Algunas facetas de ese malestar han llegado a Caracas bajo una bandera política y con un líder cultural de agresivo apellido: Farruco. Ustedes, los museólogos, deben sumarse a la lucha contra esa procesión en la que todo anda desfigurado y desubicado, apelmazado, sumido en un estado de confusión del que nadie sabe cuáles son las causas o las consecuencias y, por lo tanto, se desconoce el remedio.
Quiero creer que la museología puede combatir la “atopía” pues los museos tienen mucho que ver con la utopía de los anhelos y su capacidad de entusiasmarnos, de orientarnos. Ciertamente esa capacidad de integrar lo ideal con lo real puede ayudarnos a comprender mejor el mundo en el que vivimos. Siempre será una fuente de esperanza al invitarnos a imaginar a través de imágenes y conceptos un mundo mejor. Comparar y comprender, anhelar e imaginar son cuatro verbos que podemos conjugar en un museo.
III
Y a todas estas, ¿qué es un museo? Antonio de Nebrija los define como un lugar consagrado a las musas y nos explica que estas llegaron a ser nueve, todas hijas de Zeus y Mnemosine, la diosa de la memoria. Estas chicas han sido tan sugerentes como caprichosas y cambiantes. Ya André Bazin nos recordó las nuevas apariencias que pueden generar estas divinidades que susurran ideas e inspiran mortales. Cuando se discutía si el cine era o no un arte, Bazin propuso una nueva pregunta: “¿Qué es el arte ahora que existe el cine?”.
T. S. Eliot lo explica con otras palabras:
Cuando se crea una nueva obra de arte le ocurre algo a todas las obras que la precedieron… No es descabellado que el pasado sea alterado por el presente, tanto como el presente está dirigido por el pasado.
Siento que generar, entender y conducir estas conexiones y direcciones es uno de los más sagrados fundamentos de la museología.
Algunos ubican el primer museo de la historia en un salón ubicado al lado de la Biblioteca de Alejandría y aseguran que se trataba de un lugar dedicado a conversaciones profundas.
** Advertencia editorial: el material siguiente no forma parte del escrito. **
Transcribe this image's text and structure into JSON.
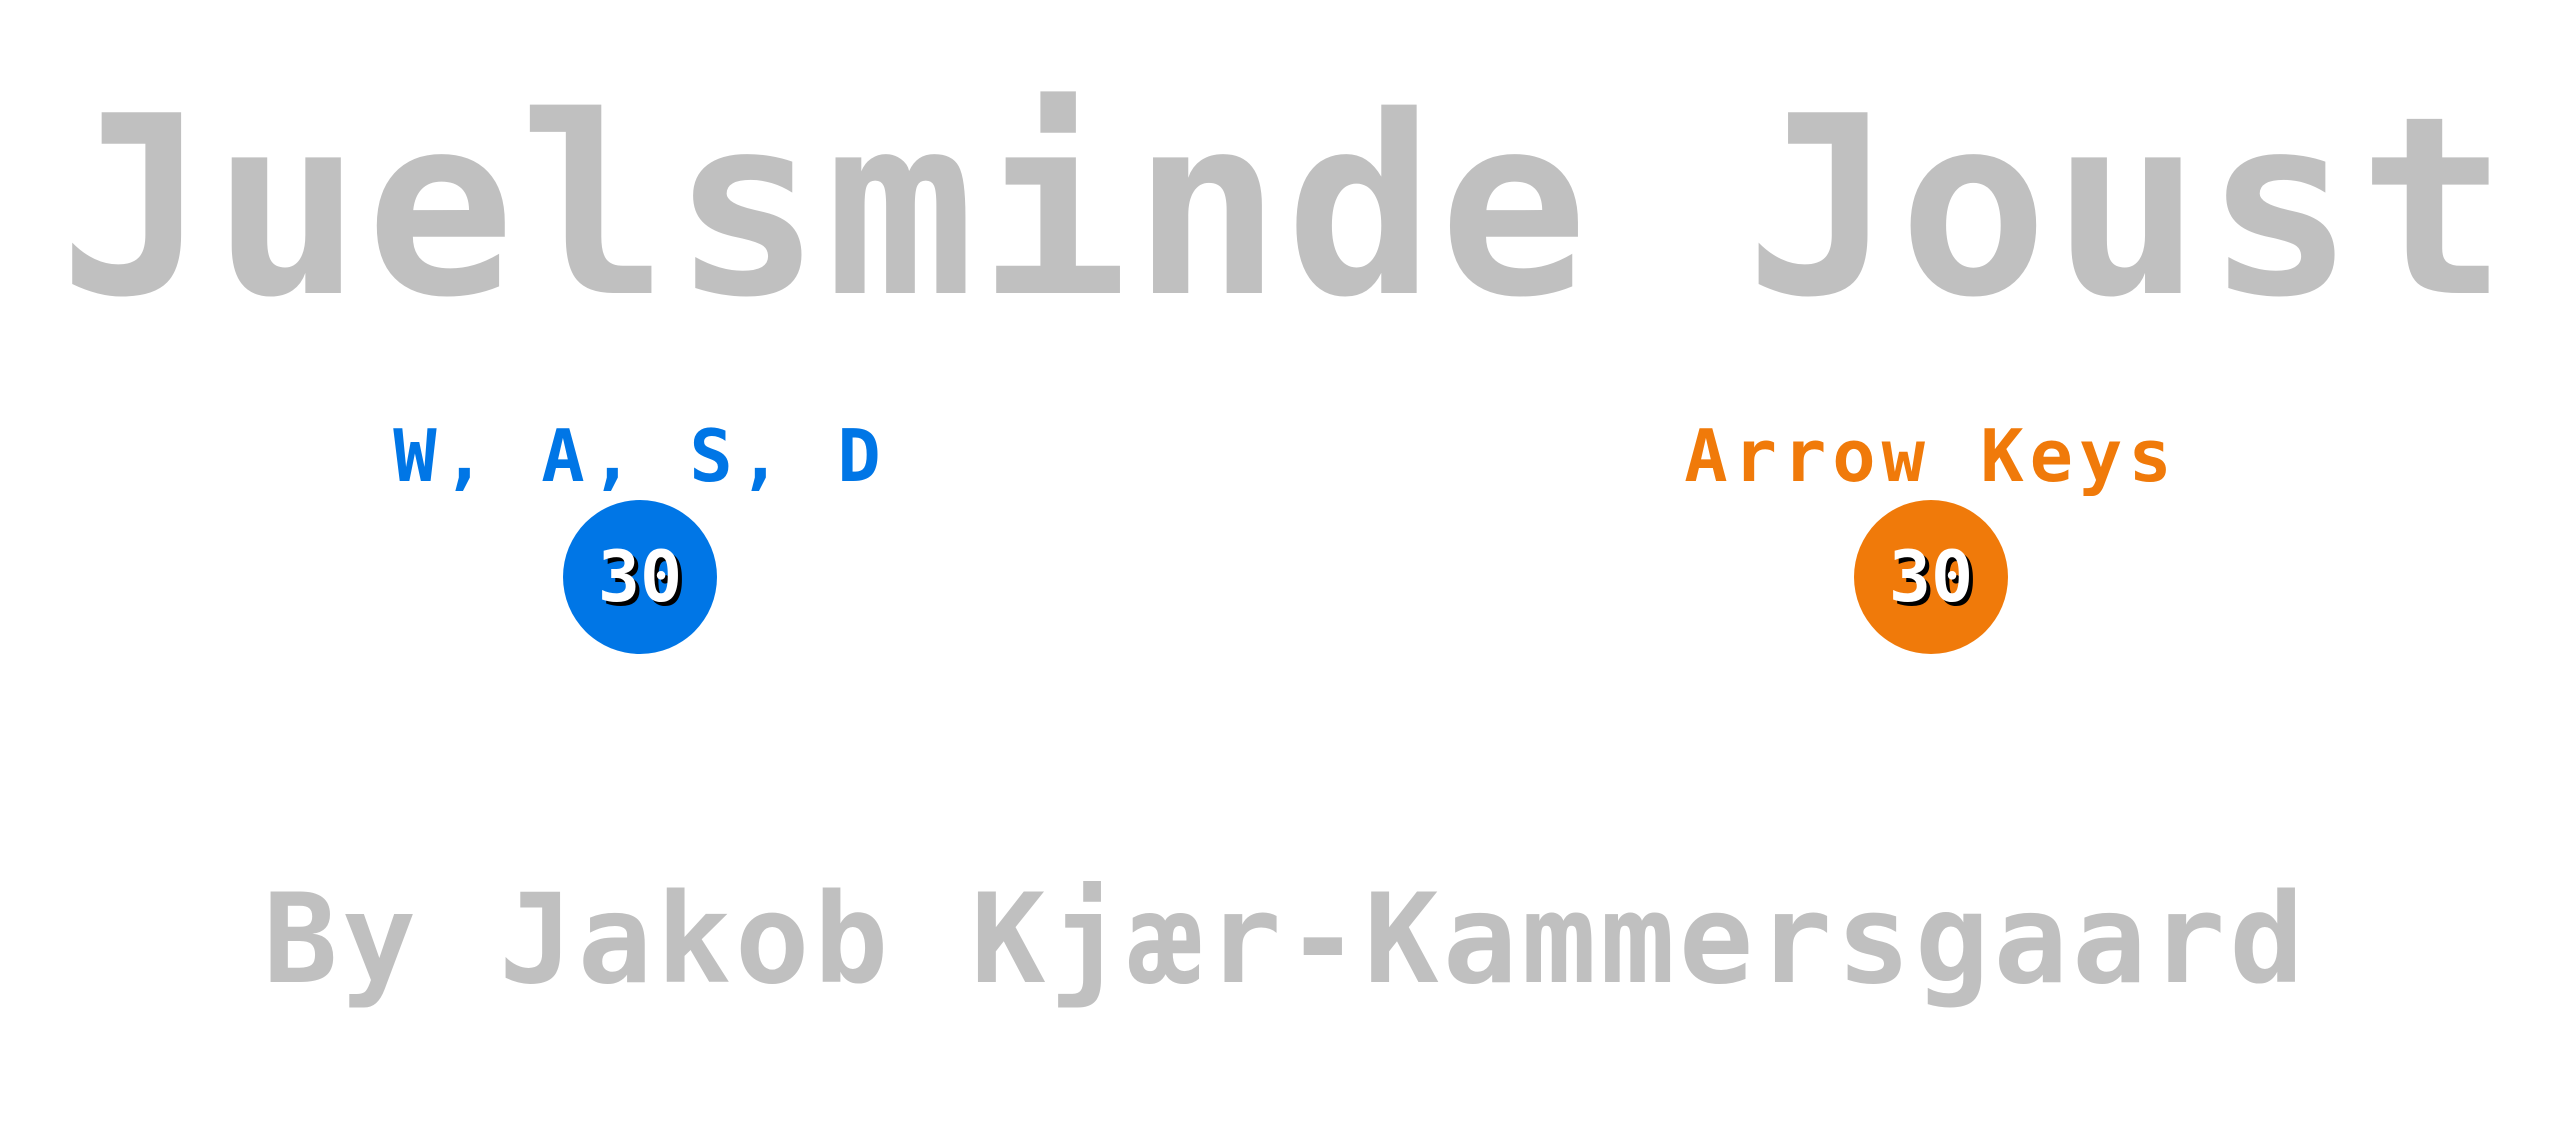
{
  "title": "Juelsminde Joust",
  "colors": {
    "title": "#c0c0c0",
    "player1": "#0076e6",
    "player2": "#f07a0a",
    "score_text": "#ffffff",
    "score_shadow": "#000000",
    "background": "#ffffff"
  },
  "players": [
    {
      "controls": "W, A, S, D",
      "score": "30"
    },
    {
      "controls": "Arrow Keys",
      "score": "30"
    }
  ],
  "byline": "By Jakob Kjær-Kammersgaard"
}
Lo llamaban “el nido de las musas”, un Museion para los eruditos y sabios, con salas de conferencias, laboratorios, observatorios, biblioteca, alojamiento y lo más importante, el comedor. La descripción del conjunto que hace Herodas, uno de los más apasionados historiadores, suena a promoción turística:
Y es que aquello es cosa de Afrodita: todo, lo que existe y lo posible, está en Egipto: dinero, juegos, poder, cielo azul, fama, espectáculos, filósofo, oro, jóvenes, el templo de los dioses hermanos, el rey benevolente, el Museo, vino, todo cuanto uno pueda imaginar.
Vale la pena explorar lo más significativo: parece que la principal misión de aquel museo era guiar a los monarcas hacía el buen gobierno de su nuevo reino.
La Ecole de Beaux Arts también nació en un anfiteatro donde se reunían los arquitectos del Rey a comer, beber y dialogar sobre los grandes proyectos de París, mientras los jóvenes estudiantes los escuchaban desde unas gradas.
Sería interesante pensar en un Museo de la Conversación. ¿Quién puede poner en duda la importancia que ha tenido este arte tan socrático que no requiere de nada palpable ni visible?
IV
Hay una interesante diferencia entre “museología” y “museografía”. Según el diccionario la museografía es el conjunto de técnicas y prácticas relativas al funcionamiento de un museo, mientras la museología se dedica a razonar sobre la historia de los museos y su influencia en la sociedad. Digamos que la primera se pregunta: “¿Qué, dónde y cómo instalo?”, y la segunda: “¿Para qué sirve una instalación?”.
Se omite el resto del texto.